I must admit, that is a pretty slick trick. I can understand why there would be books, videos, software etc. That would be marketed as if all of the above is true.



SO, WHY IS IT THAT:



If we keep this same sequence of actions, shover always shoves, caller calls sometimes, why is it that when there are no antes at all our players only get back a total of 194.49 chips? (the calculation is below).

You can assign ANY ranges you want, shover has aces, caller has ATC, both players have ATC, whatever. You can NEVER FIND ALL the missing chips.


The house is only charging the same percentage price on the 200 pot as it did on the 210 pot.

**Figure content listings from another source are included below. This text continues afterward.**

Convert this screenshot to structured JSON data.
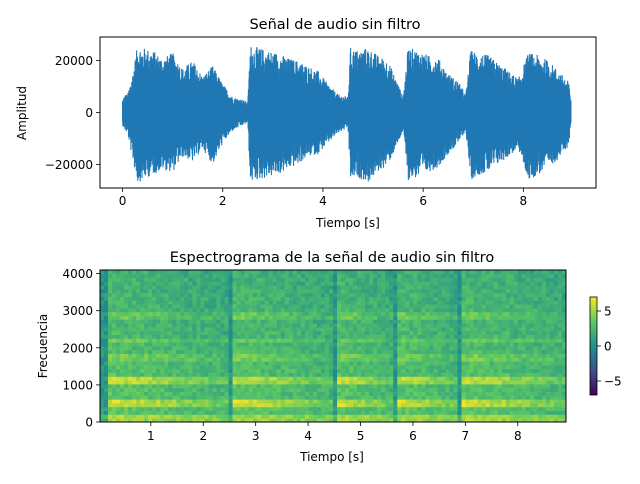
{
  "chart_data": [
    {
      "type": "line",
      "title": "Señal de audio sin filtro",
      "xlabel": "Tiempo [s]",
      "ylabel": "Amplitud",
      "xlim": [
        -0.45,
        9.45
      ],
      "ylim": [
        -29000,
        29000
      ],
      "xticks": [
        0,
        2,
        4,
        6,
        8
      ],
      "yticks": [
        -20000,
        0,
        20000
      ],
      "ytick_labels": [
        "−20000",
        "0",
        "20000"
      ],
      "series_color": "#1f77b4",
      "envelope": {
        "t": [
          0.0,
          0.05,
          0.1,
          0.2,
          0.3,
          0.4,
          0.6,
          0.8,
          1.0,
          1.2,
          1.4,
          1.6,
          1.8,
          2.0,
          2.2,
          2.4,
          2.5,
          2.55,
          2.7,
          2.9,
          3.1,
          3.3,
          3.5,
          3.7,
          3.9,
          4.1,
          4.3,
          4.5,
          4.55,
          4.7,
          4.9,
          5.1,
          5.3,
          5.5,
          5.6,
          5.7,
          5.9,
          6.1,
          6.3,
          6.5,
          6.7,
          6.85,
          6.95,
          7.1,
          7.3,
          7.5,
          7.7,
          7.9,
          8.1,
          8.3,
          8.5,
          8.7,
          8.9,
          8.95
        ],
        "max": [
          5000,
          7000,
          7000,
          15000,
          26000,
          25000,
          24000,
          21000,
          23000,
          17000,
          20000,
          14000,
          18000,
          11000,
          6000,
          5000,
          4000,
          26000,
          25000,
          24000,
          23000,
          21000,
          20000,
          18000,
          16000,
          11000,
          7000,
          6000,
          25000,
          24000,
          25000,
          22000,
          20000,
          11000,
          6000,
          25000,
          24000,
          22000,
          21000,
          15000,
          12000,
          7000,
          24000,
          23000,
          22000,
          19000,
          16000,
          13000,
          23000,
          22000,
          20000,
          16000,
          12000,
          6000
        ],
        "min": [
          -5000,
          -7000,
          -8000,
          -18000,
          -27000,
          -26000,
          -24000,
          -22000,
          -23000,
          -17000,
          -19000,
          -14000,
          -20000,
          -12000,
          -7000,
          -5000,
          -4000,
          -27000,
          -26000,
          -25000,
          -24000,
          -22000,
          -20000,
          -17000,
          -16000,
          -12000,
          -8000,
          -6000,
          -26000,
          -25000,
          -27000,
          -23000,
          -20000,
          -12000,
          -7000,
          -26000,
          -25000,
          -23000,
          -21000,
          -16000,
          -12000,
          -7000,
          -26000,
          -24000,
          -23000,
          -20000,
          -17000,
          -14000,
          -26000,
          -24000,
          -21000,
          -18000,
          -13000,
          -6000
        ]
      }
    },
    {
      "type": "heatmap",
      "title": "Espectrograma de la señal de audio sin filtro",
      "xlabel": "Tiempo [s]",
      "ylabel": "Frecuencia",
      "xlim": [
        0.03,
        8.92
      ],
      "ylim": [
        0,
        4096
      ],
      "xticks": [
        1,
        2,
        3,
        4,
        5,
        6,
        7,
        8
      ],
      "yticks": [
        0,
        1000,
        2000,
        3000,
        4000
      ],
      "colormap": "viridis",
      "colorbar": {
        "vmin": -7,
        "vmax": 7,
        "ticks": [
          -5,
          0,
          5
        ],
        "tick_labels": [
          "−5",
          "0",
          "5"
        ]
      },
      "speech_segments_s": [
        [
          0.2,
          2.5
        ],
        [
          2.55,
          4.5
        ],
        [
          4.55,
          5.6
        ],
        [
          5.7,
          6.85
        ],
        [
          6.95,
          8.92
        ]
      ],
      "formant_bands_hz": [
        [
          380,
          650
        ],
        [
          1000,
          1200
        ],
        [
          1600,
          1800
        ],
        [
          2100,
          2300
        ],
        [
          2800,
          3000
        ]
      ]
    }
  ]
}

Somehow, money has disappeared??!?

So. Where did the money go?


If no one on the worlds greatest poker forum will post the solution to the missing chips, then I will post the answer in 24 hours.

Thank you for reading.





Bettor:

Caller folds with probability (1138/1326) and we get back (1138/1326)(100) = 85.82202

The dealer collects EXACTLY 41.22 and keeps it.

Pot is now precisely 158.78.

(188/1326)(.3446) we win and collect 158.78

(188/1326)(.3446)*158.78 = 7.75756

With probability .0176 there is a tie:

(188/1326)(79.39)(.0176) = 0.19810

Add up every chip:

85.82202 + 7.75756 + 0.19810 = 93.77768





Now the caller:

100*(1326-188)/1326 = 85.82202

(188/1326)(.6526)(158.78) = 14.69120

(188/1326)(79.39)(.0176) = 0.19810

Adde ‘em up:

85.82202 + 14.69120 + 0.19810 = 100.71132



Total money back to players from 200 in play: 93.77768 + 100.71132 = 194.489 = missing 5 bucks!